Aquella noche, en la oscuridad de su habitación, Julio no podía dormir. Era como si tuviera a la madre de Héctor, agigantada, iluminada, con su nerviosismo, que le llevaba a tener las manos en continuo movimiento y su mirada patética. Y veía también al doctor Bellido en el pasillo de la clínica, mirando con angustia en torno, como si temiera que alguien sorprendiera lo que ambos estaban hablando. Y aquella forma de disimular cuando una enfermera salió por una puerta.

De pronto, en la oscuridad total, el muchacho vio cosas que no había visto a la luz. Con ímpetu, se sentó en la cama, diciéndose en voz baja:

—Él dijo que no era cuestión de dinero.

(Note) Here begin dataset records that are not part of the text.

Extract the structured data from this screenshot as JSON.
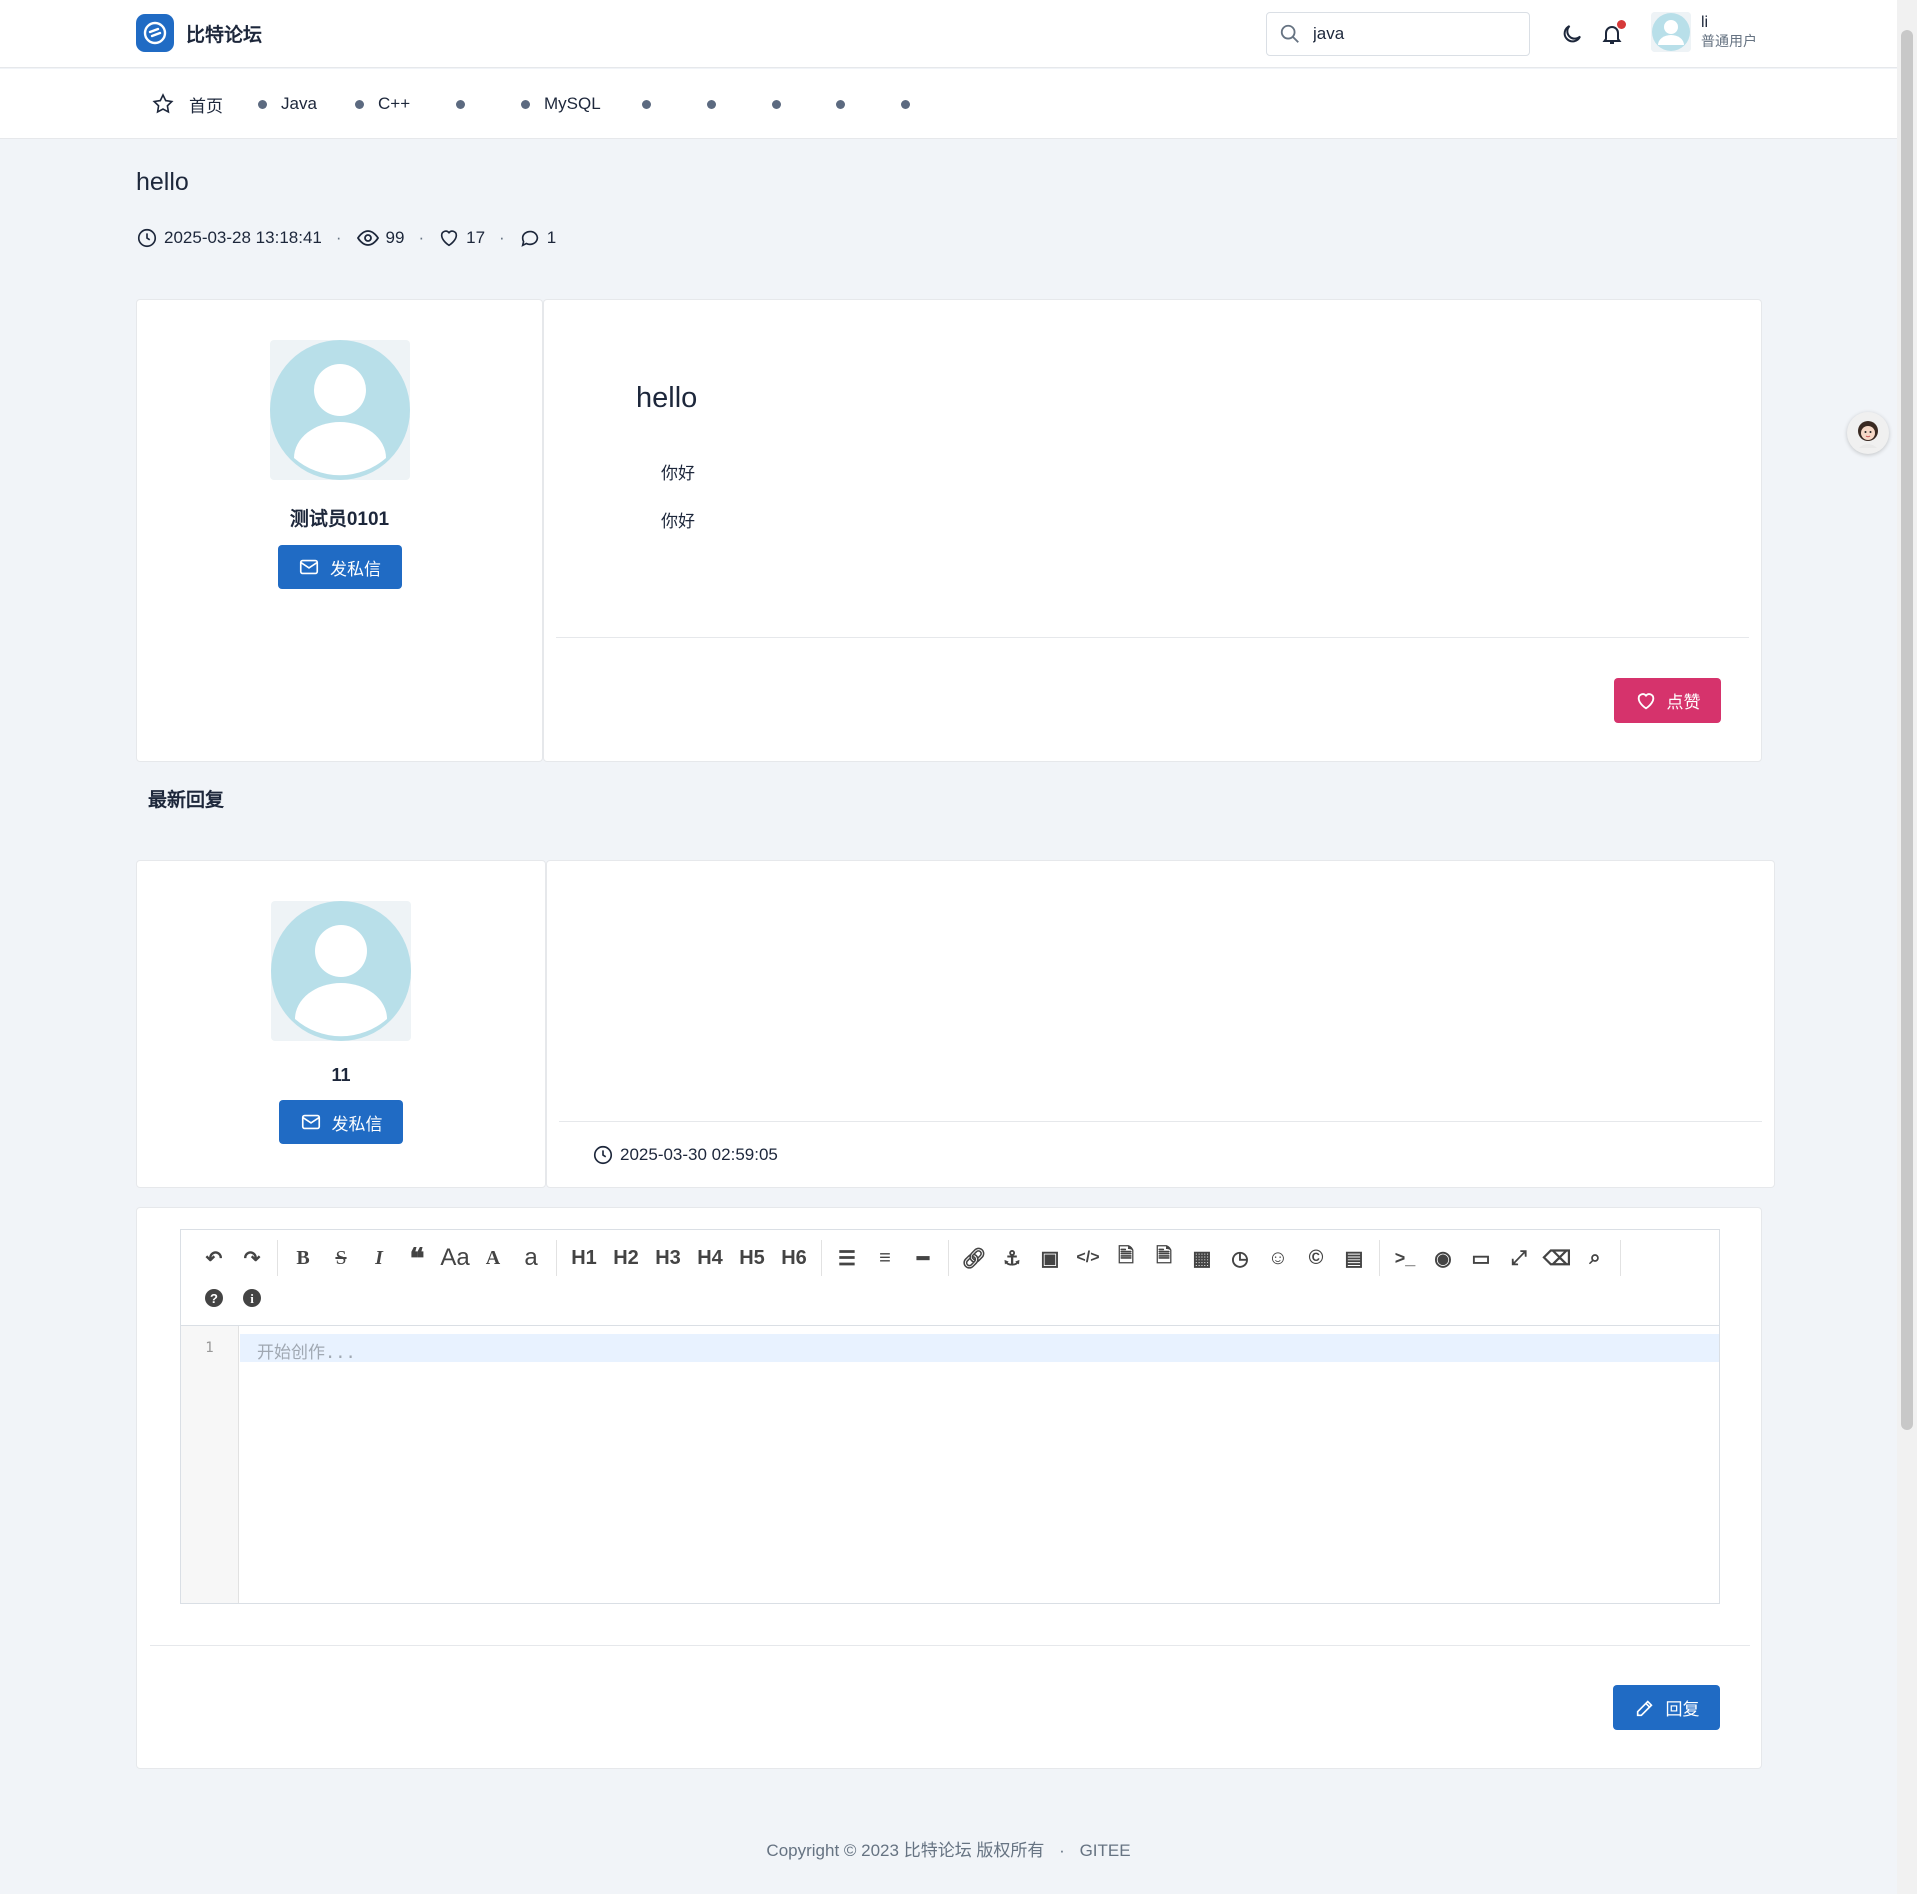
{
  "brand": {
    "name": "比特论坛"
  },
  "search": {
    "value": "java"
  },
  "user": {
    "name": "li",
    "role": "普通用户"
  },
  "nav": {
    "items": [
      {
        "label": "首页"
      },
      {
        "label": "Java"
      },
      {
        "label": "C++"
      },
      {
        "label": ""
      },
      {
        "label": "MySQL"
      },
      {
        "label": ""
      },
      {
        "label": ""
      },
      {
        "label": ""
      },
      {
        "label": ""
      },
      {
        "label": ""
      }
    ]
  },
  "article": {
    "title": "hello",
    "datetime": "2025-03-28 13:18:41",
    "views": "99",
    "likes": "17",
    "comments": "1",
    "author": {
      "name": "测试员0101",
      "message_label": "发私信"
    },
    "body": {
      "heading": "hello",
      "paragraphs": [
        "你好",
        "你好"
      ]
    },
    "like_label": "点赞"
  },
  "replies": {
    "section_label": "最新回复",
    "items": [
      {
        "author": {
          "name": "11",
          "message_label": "发私信"
        },
        "content": "",
        "datetime": "2025-03-30 02:59:05"
      }
    ]
  },
  "editor": {
    "line_number": "1",
    "placeholder": "开始创作...",
    "heading_buttons": [
      "H1",
      "H2",
      "H3",
      "H4",
      "H5",
      "H6"
    ],
    "submit_label": "回复"
  },
  "footer": {
    "copyright": "Copyright © 2023 比特论坛 版权所有",
    "separator": "·",
    "link": "GITEE"
  },
  "colors": {
    "primary": "#206bc4",
    "like": "#d6336c",
    "page_bg": "#f1f4f8",
    "notif_dot": "#d63939"
  }
}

Entonces… ¿y si algún enfermo o sus familiares han amenazado al doctor con vengarse en su hijo si el enfermo empeora o…? A veces la gente, llevada del dolor, enloquece y no es justa…

Aquello explicaría la creciente inquietud de la madre, la larga desaparición… y hasta quizá que el mismo día de la desaparición o secuestro, lo que fuera, el doctor, que no debía de estar para nada, se decidiese a operar…

—Puede que sea yo quien estoy viendo visiones. Si mediara una amenaza así, ¿por qué el doctor no avisa a la policía?

A pesar de todo, un oscuro convencimiento advertía al muchacho de que sus deducciones tenían que acercarse bastante a la realidad.